Simone DemolinariPsicanalista com Mestrado e dissertação em Anomalias Comportamentais, apresentadora na 102,9 e 98 FM

Modo acelerado

18/08/2021 às 18:12.
Atualizado em 05/12/2021 às 05:42

Curioso perceber como a nossa impaciência refletiu até na tecnologia; um exemplo é a opção acelerada dos aplicativos para ouvir áudios. Ja há algum tempo, o modo de se comunicar migrou para mensagem, um reflexo também da nossa ansiedade. Uma conversa presencial demanda mais tempo, paciência e escuta ativa. Tudo isso se reduz quando nos comunicamos por mensagens. Mas, mesmo assim, o tamanho dos áudios vinha incomodando muitos. Criou-se então a opção de colocá-lo em alta rotação. 

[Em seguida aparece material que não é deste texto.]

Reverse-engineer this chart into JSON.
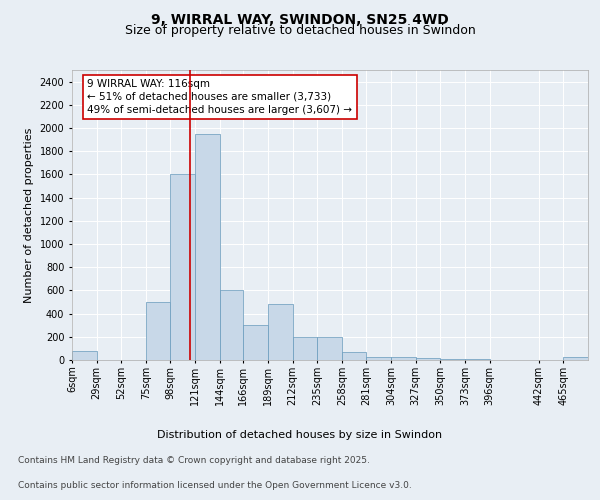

Para atender à nossa avidez pelo rápido conseguimos acelerar não só mensagens, como também vídeos no youtube, filmes, pular introduções, etc. É visível o nosso incômodo em esperar. Além disso, outra questão ocorre na atualidade: a dificuldade de concentração. Assistimos TV, ao mesmo tempo que mexemos no telefone, enviamos uma mensagem, abrimos aplicativo, enquanto fazemos uma ou outra atividade manual ou lembramos e nos preocupamos com algo.

É verdade que a modernidade tecnológica muito veio para nos ajudar, mas também nos deixou mentalmente preguiçosos, ansiosos e inquietos. Alguns reflexos disso:

Dificuldade em prestar atenção: estamos cada vez mais “presenteístas” – corpo presente e mente divagando.

Não aguentamos esperar: tudo ficou urgente, precisa ser resolvido e respondido rápido. Se compararmos à paciência que tínhamos que exercitar ao escrever uma carta e esperar a resposta, hoje consideramos um absurdo se nossa mensagem não for respondida em 1 hora. Estamos sem reservas de paciência, passamos de calmos para furibundos num segundo. Serenidade é uma virtude rara.

Ansiedade: o numero crescente de ansiolítico e antidepressivo nos mostra uma população adoecida. Segundo dados da Agência Brasil, uma pesquisa feita pela Universidade Federal do Rio Grande do Sul em 2020 revelou que 80% da população brasileira tornou-se mais ansiosa na pandemia. A ansiedade se mostra crescente no mundo, mas o curioso é que a mesma pesquisa em outros países apontou que a ansiedade aumentou 30%, ou seja, conseguimos perceber que a coisa já não ia bem por aqui.

Déficit de memória: há muita queixa sobre a dificuldade em reter e lembrar dados e informações. Sabemos que a memória funciona como um músculo que, se exercitado, tende a crescer. Antigamente guardávamos números de telefone, citações literárias, orações, isso porque não tínhamos recursos para nos ajudar. Com a modernidade vieram as agendas, os corretores ortográficos, os audiobooks, os lembretes e ficamos preguiçosos. Não queremos ler, tudo tem que ser muito resumido, abandonamos os textos e preferimos as imagens.

Como podemos nos salvar?

Aos interessados em melhorar a qualidade de vida física e psíquica convém remar contra essa maré. Além de exercitar o corpo, devemos também abandonar o hábito da multitarefa, isolar o telefone quando formos assistir um filme, dirigir, conversar; desenvolver a disciplina da leitura diária, exercitar a paciência esperando, ouvindo com atenção.

Se conseguirmos desacelerar seremos melhores para os outros e principalmente para nós mesmos.